Improved vaccines, cutting-edge mRNA medicines and accelerated drug production are at the heart of a new funding project in the U.K., where 17 companies have been selected for government grants to explore better ways to produce pharmaceuticals.
The companies are set to receive 13 million pounds sterling (about $16.6 million) from the Transformative Medicine Manufacturing program by Innovate UK, the U.K.’s innovation agency. The cash will be used to fuel a bevy of projects focused on nucleic acid medicines, intracellular drug delivery, digitalization and more.
Among the 17 winners are companies such as Rentschler, Vitarka, Exactmer, VaxEquity and Sixfold.
Rentschler, for example, will look to use "process analytical technologies to increase efficiency" in gene therapy production, according to a release from UK Research and Innovation.

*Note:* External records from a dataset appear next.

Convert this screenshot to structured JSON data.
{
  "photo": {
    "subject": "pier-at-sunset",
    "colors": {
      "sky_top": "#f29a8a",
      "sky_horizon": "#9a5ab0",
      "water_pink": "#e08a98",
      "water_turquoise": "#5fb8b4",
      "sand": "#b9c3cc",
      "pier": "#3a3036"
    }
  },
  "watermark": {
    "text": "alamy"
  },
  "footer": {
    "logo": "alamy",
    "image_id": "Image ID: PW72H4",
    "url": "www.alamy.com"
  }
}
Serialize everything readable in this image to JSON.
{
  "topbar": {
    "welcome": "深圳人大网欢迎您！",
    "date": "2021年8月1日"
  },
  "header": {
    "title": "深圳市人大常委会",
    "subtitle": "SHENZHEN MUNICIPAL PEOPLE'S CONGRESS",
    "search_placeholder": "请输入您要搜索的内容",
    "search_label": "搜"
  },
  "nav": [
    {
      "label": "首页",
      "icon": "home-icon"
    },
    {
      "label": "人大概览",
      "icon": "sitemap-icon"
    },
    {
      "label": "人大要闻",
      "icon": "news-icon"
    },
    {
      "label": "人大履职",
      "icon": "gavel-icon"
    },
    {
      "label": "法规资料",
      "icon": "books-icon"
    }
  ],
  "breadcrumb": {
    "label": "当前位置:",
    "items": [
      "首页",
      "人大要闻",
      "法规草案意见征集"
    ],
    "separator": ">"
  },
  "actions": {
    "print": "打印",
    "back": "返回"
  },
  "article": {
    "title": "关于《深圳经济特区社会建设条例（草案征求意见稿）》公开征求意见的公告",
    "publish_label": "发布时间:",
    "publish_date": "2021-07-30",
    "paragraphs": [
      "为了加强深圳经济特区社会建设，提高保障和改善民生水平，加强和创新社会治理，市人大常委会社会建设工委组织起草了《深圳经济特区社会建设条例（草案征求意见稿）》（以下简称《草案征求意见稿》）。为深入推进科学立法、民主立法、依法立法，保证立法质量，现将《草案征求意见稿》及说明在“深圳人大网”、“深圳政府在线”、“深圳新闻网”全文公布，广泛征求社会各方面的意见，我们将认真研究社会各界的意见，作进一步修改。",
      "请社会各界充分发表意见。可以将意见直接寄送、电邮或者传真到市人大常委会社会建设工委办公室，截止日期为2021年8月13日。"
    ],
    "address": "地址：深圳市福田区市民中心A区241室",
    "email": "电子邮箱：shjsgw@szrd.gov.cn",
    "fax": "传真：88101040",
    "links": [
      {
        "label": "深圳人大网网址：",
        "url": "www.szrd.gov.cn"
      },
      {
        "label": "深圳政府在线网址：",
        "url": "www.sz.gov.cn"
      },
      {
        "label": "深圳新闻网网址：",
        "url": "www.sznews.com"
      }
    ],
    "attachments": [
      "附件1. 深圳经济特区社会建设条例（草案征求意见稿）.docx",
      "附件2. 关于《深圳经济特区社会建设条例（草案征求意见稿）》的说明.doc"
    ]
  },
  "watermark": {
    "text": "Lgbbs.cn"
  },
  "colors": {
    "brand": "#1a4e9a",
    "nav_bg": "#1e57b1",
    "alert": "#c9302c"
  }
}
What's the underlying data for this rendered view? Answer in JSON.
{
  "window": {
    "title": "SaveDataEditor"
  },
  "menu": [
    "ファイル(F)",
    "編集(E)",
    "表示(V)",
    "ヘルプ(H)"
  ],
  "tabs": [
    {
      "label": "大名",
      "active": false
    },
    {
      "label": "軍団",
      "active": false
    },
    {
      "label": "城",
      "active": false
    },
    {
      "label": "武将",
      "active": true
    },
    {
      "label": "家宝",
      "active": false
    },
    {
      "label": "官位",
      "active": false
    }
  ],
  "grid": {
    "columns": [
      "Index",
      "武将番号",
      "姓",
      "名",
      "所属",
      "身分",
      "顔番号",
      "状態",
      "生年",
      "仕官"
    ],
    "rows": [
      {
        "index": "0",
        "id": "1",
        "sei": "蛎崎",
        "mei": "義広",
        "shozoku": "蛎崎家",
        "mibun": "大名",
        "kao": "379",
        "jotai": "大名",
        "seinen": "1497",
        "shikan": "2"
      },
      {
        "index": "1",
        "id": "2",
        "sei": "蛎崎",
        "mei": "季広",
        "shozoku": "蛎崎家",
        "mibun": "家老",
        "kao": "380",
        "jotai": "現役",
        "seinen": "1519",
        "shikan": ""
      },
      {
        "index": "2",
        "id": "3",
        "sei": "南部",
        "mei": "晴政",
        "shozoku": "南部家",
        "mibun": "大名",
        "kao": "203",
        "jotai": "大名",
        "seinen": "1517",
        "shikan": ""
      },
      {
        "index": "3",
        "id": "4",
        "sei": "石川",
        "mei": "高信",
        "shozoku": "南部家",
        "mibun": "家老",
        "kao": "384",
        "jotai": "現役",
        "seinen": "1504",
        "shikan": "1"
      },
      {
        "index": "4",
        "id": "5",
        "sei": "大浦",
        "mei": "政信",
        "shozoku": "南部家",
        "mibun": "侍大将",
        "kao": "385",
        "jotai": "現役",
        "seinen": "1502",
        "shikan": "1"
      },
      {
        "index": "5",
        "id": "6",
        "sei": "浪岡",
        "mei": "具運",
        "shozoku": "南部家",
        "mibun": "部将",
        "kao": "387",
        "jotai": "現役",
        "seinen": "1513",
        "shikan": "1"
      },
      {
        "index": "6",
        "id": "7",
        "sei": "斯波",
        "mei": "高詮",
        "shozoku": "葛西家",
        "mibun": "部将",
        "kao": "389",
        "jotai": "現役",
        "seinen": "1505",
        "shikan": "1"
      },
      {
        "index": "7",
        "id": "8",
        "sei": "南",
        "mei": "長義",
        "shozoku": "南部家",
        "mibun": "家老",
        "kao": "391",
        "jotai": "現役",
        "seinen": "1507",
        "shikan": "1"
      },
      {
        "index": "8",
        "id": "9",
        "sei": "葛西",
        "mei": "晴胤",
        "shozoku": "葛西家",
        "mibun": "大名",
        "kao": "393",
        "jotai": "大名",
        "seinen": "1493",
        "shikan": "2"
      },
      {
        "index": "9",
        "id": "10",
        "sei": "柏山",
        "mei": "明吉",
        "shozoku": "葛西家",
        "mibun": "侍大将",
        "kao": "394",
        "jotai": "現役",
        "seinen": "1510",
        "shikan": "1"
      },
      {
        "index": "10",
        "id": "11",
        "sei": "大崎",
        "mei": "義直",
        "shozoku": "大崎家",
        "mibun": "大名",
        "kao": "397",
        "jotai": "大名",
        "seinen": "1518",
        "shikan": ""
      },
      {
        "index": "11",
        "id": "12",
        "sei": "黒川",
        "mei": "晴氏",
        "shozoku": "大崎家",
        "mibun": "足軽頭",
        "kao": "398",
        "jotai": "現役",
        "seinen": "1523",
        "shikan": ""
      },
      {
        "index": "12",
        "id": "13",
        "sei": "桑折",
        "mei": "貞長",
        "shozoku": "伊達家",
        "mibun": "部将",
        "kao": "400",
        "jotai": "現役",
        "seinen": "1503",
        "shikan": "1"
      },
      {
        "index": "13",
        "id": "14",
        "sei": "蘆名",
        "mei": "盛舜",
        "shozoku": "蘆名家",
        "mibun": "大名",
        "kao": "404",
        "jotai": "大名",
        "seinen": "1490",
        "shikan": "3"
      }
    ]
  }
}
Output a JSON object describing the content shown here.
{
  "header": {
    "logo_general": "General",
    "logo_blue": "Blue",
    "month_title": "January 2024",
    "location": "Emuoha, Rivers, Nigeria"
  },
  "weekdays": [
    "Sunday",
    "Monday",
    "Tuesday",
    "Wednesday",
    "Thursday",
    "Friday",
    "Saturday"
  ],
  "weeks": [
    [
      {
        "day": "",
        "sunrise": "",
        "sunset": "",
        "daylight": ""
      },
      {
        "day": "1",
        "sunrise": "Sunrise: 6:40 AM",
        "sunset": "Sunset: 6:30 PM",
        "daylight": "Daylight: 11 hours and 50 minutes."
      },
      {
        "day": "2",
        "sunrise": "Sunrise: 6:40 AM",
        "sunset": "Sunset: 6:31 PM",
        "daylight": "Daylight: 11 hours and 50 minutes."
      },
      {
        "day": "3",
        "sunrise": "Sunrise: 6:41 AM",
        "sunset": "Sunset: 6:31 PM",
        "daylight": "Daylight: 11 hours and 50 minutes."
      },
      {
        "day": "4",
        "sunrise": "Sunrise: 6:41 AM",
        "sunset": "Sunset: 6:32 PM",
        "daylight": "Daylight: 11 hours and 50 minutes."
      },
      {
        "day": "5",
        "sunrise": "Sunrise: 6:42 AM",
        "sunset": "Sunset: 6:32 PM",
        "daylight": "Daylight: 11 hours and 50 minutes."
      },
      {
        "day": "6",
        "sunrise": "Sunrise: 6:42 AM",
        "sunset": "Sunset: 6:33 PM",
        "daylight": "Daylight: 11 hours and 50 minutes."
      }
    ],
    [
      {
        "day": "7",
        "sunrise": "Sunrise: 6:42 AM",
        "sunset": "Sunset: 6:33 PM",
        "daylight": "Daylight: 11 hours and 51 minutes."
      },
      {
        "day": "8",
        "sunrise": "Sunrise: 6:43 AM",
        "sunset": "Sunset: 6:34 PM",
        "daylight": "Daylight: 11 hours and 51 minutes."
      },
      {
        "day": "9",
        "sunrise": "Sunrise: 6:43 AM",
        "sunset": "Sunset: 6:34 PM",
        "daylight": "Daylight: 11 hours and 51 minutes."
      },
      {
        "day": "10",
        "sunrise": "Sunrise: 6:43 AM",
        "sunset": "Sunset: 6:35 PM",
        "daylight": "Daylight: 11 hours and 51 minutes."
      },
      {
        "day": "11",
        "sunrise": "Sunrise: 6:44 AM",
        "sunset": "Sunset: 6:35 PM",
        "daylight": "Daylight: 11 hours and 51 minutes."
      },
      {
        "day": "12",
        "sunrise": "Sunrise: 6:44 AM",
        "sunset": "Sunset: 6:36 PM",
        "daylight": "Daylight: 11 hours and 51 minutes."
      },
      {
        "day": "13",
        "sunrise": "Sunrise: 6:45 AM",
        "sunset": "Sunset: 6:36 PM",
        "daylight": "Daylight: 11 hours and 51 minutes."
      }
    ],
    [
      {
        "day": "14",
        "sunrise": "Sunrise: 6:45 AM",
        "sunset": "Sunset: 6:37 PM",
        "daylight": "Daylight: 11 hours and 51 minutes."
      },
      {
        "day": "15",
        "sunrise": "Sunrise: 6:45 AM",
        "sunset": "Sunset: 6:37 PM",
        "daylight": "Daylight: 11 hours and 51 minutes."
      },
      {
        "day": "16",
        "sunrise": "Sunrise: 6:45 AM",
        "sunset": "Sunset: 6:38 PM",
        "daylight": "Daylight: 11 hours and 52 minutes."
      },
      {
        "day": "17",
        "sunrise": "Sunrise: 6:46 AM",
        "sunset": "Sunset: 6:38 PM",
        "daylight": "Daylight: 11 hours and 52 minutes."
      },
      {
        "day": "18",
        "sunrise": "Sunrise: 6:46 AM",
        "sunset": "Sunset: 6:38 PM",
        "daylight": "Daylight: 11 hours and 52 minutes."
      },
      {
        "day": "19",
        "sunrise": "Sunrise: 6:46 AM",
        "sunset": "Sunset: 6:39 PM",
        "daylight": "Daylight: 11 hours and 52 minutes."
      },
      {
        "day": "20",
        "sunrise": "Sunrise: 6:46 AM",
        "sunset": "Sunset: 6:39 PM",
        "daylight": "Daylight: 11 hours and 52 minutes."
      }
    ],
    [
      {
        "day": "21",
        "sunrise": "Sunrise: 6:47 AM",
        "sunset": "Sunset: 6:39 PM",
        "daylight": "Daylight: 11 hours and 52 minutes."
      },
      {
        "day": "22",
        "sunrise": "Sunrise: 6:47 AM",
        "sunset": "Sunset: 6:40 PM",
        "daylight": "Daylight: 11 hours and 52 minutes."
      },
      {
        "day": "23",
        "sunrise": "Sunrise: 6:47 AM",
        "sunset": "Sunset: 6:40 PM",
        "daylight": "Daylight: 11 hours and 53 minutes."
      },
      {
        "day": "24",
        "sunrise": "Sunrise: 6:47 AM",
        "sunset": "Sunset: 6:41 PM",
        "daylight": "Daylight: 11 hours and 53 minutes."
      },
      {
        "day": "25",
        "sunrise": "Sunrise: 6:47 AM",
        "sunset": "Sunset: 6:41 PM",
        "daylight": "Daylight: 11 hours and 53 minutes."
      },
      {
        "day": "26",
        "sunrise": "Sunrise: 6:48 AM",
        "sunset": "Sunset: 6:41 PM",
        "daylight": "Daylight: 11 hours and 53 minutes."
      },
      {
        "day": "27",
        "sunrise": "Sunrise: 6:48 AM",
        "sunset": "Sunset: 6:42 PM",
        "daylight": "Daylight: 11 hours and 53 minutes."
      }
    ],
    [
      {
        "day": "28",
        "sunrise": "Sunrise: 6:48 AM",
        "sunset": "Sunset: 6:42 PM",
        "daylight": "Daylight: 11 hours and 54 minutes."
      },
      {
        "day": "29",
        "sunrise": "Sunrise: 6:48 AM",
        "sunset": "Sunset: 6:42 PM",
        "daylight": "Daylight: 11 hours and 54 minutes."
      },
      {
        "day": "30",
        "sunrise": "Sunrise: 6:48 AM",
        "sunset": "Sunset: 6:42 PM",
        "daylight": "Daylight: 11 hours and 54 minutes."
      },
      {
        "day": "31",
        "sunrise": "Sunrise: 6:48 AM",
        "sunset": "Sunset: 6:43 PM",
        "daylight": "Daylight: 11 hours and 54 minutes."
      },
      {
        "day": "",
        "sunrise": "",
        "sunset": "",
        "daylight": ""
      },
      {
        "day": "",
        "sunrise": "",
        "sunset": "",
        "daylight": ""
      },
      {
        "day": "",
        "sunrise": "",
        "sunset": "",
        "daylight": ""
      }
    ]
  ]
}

Vitarka, for its part, will focus on intracellular drug delivery using its experimental delivery technology EndoPore, which releases small interfering RNA drugs inside cancer cells. Vitarka will use the U.K. funding to develop an efficient EndoPore manufacturing process, according to the release.
The U.K. has endorsed several manufacturing and vaccine projects in recent years.
Back in March, the country’s National Health Service Blood and Transplant, which manages blood and platelet donations, opened a new clinical biotech center to help boost the U.K.’s capacity to make DNA plasmids and viral vectors.
And in 2020, the U.K. started building the Medicines Manufacturing Innovation Centre to explore next-generation technologies to overhaul drug manufacturing.